In a nod to this trend, Nestlé USA last week launched a new range of health conscious ready meals. Faber, the Unilever executive, described the trend as "cocooning."

Unilever estimates that 15% of restaurants that have gone bankrupt in China during the crisis will never reopen. This is likely to be repeated elsewhere if social distancing rules remain in place, with restaurant and bar owners saying their business models simply don't work without volume and traffic.

VALUE AND TRUST

The coronavirus recession is forecast to be the worst in several decades, meaning businesses and consumers will be cash-strapped for the foreseeable future.

Even in wealthy countries, value and affordability will be increasingly important, said Unilever's Jope. He pointed to the company's ability to offer products at the "incredible low price" it can in countries such as India as a "gigantic strength."

"In Europe, we can count on stepped up negative pricing pressure as economies... go into the doldrums," he said.

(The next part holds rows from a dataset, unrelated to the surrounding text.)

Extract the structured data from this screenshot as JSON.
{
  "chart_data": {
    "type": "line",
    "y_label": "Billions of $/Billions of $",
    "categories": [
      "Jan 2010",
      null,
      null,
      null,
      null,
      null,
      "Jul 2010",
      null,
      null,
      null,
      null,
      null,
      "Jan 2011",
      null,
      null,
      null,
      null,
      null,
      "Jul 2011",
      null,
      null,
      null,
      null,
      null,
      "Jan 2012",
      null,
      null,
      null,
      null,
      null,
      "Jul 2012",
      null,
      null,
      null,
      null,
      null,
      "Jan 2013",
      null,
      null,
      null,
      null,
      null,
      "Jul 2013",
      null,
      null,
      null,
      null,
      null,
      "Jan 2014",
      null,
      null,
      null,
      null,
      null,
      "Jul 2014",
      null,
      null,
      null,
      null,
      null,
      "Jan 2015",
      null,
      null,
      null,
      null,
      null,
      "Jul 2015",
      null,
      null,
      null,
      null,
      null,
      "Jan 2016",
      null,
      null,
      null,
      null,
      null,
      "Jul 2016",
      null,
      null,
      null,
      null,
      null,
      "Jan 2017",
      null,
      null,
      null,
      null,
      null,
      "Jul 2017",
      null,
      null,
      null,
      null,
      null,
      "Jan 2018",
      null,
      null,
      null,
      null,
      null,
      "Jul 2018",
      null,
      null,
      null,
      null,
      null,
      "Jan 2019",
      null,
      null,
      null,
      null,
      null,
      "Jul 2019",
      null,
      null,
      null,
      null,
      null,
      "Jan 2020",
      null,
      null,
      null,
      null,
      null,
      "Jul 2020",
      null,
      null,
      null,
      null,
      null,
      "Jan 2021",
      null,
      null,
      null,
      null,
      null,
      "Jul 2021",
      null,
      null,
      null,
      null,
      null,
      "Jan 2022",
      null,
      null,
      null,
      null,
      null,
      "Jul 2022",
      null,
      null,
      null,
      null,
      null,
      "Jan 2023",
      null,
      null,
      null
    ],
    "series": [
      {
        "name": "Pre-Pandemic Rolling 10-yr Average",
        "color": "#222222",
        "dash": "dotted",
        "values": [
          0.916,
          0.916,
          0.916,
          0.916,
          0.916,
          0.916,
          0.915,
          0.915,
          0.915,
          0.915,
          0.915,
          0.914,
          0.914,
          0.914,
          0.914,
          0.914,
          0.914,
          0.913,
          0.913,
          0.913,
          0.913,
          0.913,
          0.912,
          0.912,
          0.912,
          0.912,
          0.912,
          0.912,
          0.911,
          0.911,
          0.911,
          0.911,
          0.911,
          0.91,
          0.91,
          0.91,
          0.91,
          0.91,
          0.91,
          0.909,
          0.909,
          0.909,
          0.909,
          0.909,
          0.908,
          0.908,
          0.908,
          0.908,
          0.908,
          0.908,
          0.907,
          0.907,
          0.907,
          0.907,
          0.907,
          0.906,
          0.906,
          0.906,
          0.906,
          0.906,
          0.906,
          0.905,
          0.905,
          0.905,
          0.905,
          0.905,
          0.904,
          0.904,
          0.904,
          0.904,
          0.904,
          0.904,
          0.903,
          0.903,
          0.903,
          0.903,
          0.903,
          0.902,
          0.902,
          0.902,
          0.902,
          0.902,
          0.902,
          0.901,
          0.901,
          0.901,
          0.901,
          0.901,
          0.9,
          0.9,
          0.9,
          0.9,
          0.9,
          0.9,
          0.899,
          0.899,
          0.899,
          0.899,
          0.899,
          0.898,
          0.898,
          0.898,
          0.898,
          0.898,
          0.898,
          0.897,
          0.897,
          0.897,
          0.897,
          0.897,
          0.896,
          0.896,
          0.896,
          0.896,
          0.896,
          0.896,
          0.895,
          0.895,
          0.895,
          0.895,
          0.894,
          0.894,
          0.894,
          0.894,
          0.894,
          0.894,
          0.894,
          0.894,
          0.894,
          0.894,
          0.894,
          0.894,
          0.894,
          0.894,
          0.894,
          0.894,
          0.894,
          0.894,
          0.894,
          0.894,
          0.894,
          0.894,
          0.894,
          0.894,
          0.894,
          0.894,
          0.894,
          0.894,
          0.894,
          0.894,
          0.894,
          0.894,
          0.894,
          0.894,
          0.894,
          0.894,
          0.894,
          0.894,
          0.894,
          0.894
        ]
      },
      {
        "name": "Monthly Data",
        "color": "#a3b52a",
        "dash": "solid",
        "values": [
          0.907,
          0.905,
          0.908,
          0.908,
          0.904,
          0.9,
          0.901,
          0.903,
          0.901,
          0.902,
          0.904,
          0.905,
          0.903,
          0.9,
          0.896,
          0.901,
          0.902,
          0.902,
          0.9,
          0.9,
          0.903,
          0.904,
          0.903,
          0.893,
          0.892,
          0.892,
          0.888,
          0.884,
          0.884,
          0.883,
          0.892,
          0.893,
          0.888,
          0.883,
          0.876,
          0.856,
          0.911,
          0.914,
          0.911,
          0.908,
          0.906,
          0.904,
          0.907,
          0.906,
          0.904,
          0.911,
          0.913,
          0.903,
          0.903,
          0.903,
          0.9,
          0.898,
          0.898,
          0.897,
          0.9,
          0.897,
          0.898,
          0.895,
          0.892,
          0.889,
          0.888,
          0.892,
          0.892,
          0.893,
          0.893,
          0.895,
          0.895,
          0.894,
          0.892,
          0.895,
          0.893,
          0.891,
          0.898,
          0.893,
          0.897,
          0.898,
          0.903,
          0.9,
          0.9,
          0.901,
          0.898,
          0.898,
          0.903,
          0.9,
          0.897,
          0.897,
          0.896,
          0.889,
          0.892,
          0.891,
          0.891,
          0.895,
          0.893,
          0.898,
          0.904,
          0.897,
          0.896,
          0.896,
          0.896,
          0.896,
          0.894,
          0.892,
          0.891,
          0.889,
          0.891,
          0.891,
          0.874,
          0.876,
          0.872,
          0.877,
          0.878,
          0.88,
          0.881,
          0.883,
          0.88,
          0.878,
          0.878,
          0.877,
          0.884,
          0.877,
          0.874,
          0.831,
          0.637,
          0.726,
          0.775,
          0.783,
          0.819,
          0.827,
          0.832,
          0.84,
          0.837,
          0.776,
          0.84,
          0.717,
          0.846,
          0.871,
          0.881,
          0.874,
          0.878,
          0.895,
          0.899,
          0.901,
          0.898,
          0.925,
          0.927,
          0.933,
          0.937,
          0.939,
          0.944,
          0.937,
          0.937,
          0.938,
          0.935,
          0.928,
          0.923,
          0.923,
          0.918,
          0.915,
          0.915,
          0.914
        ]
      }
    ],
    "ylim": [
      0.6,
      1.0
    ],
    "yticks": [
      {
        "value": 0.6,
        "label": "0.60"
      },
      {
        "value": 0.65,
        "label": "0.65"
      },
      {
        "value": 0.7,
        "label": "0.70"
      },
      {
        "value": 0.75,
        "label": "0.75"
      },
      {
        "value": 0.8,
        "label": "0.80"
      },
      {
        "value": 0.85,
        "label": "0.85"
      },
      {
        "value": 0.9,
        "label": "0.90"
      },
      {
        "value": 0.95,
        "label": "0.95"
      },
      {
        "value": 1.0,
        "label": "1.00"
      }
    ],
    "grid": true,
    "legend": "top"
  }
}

In the same vein, Procter & Gamble said it is in a better position to weather the economic downturn because its portfolio is focused on daily use items. "We have never faced the level of unemployment that we're like to see in this country [the United States] and potentially in others, and we don't know how long that will occur for," said Moeller.

There are already signs that consumers are trading down, favoring cheaper private label products to the benefit of retailers like Costco, Walgreens and CVS. Sales at discount stores, such as Dollar General and Aldi, are also enjoying a lift.

But, at least for now, Nestlé, Unilever and Procter & Gamble are confident that consumers will balance price against value, choosing the established brands that they are familiar with and experimenting less.

"People will go back to big, trusted brands," said Unilever's Faber. "They simply can't afford to spend money on products they're not sure of."